Nucleocytoplasmic transport refers to the import and export of large molecules from the cell nucleus. Recently, a number of studies have shown a connection between amyotrophic lateral sclerosis (ALS) and impairments in the nucleocytoplasmic pathway. ALS is a neurodegenerative disease affecting the motor neurons and resulting in paralysis and ultimately in death, within 2-5 years on average. Most cases of ALS are sporadic, lacking any apparent genetic linkage, but 10% are inherited in a dominant manner.
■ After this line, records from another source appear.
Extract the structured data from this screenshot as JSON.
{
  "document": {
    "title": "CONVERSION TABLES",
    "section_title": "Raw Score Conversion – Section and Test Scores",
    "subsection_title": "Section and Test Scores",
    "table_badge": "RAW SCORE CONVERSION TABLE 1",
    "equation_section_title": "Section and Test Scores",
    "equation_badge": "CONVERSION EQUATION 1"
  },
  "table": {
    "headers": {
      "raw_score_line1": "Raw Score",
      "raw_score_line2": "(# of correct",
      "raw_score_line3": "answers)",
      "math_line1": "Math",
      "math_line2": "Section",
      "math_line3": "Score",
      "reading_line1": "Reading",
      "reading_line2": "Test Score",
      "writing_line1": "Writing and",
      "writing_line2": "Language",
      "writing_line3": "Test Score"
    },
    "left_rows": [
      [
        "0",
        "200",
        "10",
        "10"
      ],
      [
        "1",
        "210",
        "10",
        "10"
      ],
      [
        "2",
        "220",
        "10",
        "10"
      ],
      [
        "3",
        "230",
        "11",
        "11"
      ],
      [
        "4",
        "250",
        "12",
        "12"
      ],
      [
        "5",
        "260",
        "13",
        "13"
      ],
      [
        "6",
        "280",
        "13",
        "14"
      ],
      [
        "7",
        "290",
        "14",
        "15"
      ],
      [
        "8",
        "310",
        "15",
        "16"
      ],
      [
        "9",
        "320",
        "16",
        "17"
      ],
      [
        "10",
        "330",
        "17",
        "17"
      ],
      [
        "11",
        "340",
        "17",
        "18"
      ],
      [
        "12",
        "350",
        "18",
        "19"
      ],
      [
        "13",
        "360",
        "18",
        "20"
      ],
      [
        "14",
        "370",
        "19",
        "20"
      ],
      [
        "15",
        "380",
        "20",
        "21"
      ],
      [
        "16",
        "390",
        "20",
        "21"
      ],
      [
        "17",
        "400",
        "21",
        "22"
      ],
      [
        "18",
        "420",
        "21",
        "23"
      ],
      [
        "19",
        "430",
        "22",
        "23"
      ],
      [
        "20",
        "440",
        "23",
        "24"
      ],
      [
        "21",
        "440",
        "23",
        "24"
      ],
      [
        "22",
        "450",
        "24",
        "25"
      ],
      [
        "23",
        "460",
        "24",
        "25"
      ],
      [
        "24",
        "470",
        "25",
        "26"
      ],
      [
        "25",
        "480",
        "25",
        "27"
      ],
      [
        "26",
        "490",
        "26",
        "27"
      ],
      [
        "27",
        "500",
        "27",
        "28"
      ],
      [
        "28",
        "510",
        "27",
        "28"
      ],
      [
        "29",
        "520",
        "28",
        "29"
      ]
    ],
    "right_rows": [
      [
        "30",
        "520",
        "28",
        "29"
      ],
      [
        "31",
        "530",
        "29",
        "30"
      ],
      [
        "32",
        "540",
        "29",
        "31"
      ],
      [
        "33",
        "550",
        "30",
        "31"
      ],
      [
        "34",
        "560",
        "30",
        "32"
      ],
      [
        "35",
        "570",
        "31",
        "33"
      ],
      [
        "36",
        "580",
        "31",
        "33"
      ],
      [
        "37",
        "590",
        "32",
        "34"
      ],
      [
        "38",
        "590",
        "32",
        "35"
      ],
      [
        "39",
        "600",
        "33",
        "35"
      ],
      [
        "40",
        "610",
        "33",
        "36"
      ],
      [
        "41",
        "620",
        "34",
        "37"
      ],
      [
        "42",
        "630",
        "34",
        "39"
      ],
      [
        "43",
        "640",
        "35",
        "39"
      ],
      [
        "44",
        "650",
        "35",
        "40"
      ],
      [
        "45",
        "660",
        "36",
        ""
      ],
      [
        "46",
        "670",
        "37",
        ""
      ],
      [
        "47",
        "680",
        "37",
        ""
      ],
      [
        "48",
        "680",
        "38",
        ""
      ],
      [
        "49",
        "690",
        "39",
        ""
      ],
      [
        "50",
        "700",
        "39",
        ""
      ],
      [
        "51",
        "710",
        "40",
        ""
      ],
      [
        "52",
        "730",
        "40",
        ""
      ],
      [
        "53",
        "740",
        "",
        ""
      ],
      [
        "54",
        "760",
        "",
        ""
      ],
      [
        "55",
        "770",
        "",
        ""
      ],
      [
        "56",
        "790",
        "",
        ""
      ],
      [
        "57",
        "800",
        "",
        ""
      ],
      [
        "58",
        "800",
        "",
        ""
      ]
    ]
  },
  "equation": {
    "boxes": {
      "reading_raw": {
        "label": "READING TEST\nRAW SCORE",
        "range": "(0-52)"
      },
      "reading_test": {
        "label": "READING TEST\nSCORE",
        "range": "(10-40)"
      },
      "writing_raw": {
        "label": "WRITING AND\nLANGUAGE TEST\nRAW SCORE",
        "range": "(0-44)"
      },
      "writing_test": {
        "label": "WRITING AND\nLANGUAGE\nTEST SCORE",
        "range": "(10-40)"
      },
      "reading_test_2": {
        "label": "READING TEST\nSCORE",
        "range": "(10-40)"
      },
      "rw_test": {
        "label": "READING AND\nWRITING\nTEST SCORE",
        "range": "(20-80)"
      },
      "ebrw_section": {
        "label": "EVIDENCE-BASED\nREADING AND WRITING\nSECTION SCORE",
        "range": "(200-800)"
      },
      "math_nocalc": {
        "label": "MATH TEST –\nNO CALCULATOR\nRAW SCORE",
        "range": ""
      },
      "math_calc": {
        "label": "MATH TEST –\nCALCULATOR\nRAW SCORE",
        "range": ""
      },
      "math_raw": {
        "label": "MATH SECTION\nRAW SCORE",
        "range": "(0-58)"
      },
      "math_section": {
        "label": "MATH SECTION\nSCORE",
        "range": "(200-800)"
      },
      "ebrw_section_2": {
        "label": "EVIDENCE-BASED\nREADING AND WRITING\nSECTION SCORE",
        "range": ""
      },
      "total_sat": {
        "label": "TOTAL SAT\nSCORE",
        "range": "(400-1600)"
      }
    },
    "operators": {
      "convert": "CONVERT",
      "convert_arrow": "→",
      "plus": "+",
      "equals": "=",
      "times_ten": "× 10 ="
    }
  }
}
Recently, hexanucleotide repeat expansions (HREs) in the chromosome 9 open reading frame 72 (C9orf72) gene were identified as a genetic cause of ALS and frontotemporal dementia (FTD). Importantly, different groups have recently proposed that these mutants affect nucleocytoplasmic transport. These studies have mostly shown the final outcome and manifestations caused by HREs on nucleocytoplasmic transport, but they do not demonstrate nuclear transport dysfunction in real time. As a result, only severe nucleocytoplasmic transport deficiency can be determined, mostly due to high overexpression or exogenous protein insertion. This protocol describes a new and very sensitive assay to evaluate and quantify nucleocytoplasmic transport dysfunction in real time. The rate of import of a NLS-NES-GFP protein (shuttle-GFP) can be quantified in real time using fluorescent microscopy. This is performed by using an exportin inhibitor, thus allowing the shuttle GFP only to enter the nucleus. To validate the assay, the C9orf72 HRE translated dipeptide repeats, poly(GR) and poly(PR), which have been previously shown to disrupt nucleocytoplasmic transport, were used. Using the described assay, a 50% decrease in the nuclear import rate was observed compared to the control. Using this system, minute changes in nucleocytoplasmic transport can be examined and the ability of different factors to rescue (even partially) a nucleocytoplasmic transport defect can be determined.